I wrote a page in the wiki for basic information on how to use D on AVR 8-bit, using LLVM and LDC.

https://wiki.dlang.org/D_on_AVR

With BetterC everything seems to be working fine, now it's time to create a framework for using D on microcontrollers!

According to Walter (cf. https://digitalmars.com/articles/hits.pdf, slide 5), D was designed with the assumption of running on a 32-bit or higher CPU. How is this handled in the AVR case? Or is this strictly only for betterC? (Even with -betterC I'm having some trouble imagining how basic D features might work on an 8-bit controller.)

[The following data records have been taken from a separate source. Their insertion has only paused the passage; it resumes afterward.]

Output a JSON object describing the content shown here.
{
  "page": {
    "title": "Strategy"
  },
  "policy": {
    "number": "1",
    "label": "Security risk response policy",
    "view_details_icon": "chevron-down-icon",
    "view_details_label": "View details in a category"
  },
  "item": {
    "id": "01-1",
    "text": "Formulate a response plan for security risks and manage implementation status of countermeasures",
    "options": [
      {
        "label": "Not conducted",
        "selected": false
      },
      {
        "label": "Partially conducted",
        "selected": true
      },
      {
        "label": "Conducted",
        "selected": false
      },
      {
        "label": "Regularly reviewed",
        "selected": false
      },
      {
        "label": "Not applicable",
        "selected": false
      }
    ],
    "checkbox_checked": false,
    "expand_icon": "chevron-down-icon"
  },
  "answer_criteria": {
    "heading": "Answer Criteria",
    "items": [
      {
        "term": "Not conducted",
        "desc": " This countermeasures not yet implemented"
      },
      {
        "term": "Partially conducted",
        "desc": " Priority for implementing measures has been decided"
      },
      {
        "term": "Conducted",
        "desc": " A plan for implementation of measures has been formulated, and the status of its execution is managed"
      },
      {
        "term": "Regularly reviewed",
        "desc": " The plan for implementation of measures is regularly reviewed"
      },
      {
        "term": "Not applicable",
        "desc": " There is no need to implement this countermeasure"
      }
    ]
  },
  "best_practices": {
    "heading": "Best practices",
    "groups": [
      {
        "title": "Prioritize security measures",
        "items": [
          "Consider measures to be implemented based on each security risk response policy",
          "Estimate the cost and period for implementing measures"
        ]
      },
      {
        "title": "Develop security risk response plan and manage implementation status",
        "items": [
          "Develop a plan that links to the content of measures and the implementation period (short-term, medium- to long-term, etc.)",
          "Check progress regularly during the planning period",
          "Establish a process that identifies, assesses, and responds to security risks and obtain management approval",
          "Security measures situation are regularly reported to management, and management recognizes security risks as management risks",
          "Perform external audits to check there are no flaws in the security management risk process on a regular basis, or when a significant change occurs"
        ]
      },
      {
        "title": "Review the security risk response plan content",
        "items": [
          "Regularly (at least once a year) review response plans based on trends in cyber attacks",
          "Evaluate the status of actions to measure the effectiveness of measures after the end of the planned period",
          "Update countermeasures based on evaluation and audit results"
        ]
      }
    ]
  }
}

Not questioning your work -- I think this is awesome -- but just curious about the practical implications of writing D for an 8-bit environment.


T

The support to targets that use 16 bits as a pointer size has already been added to LDC (https://github.com/ldc-developers/ldc/pull/2194), so minimal AVR support is present (AVR uses 16 bit pointers). Obviously not all the language works with AVR, however with BetterC there are no problems. But the support to druntime and phobos is non-existent, honestly I don't think it's a big problem, I am of the opinion that it is better to have a separate library to develop on AVR. Most of the modules in phobos are useless for the classic AVR work, or they are inadequate because they use GC or depend on an operating system.
In my opinion, nobody really wants to use them.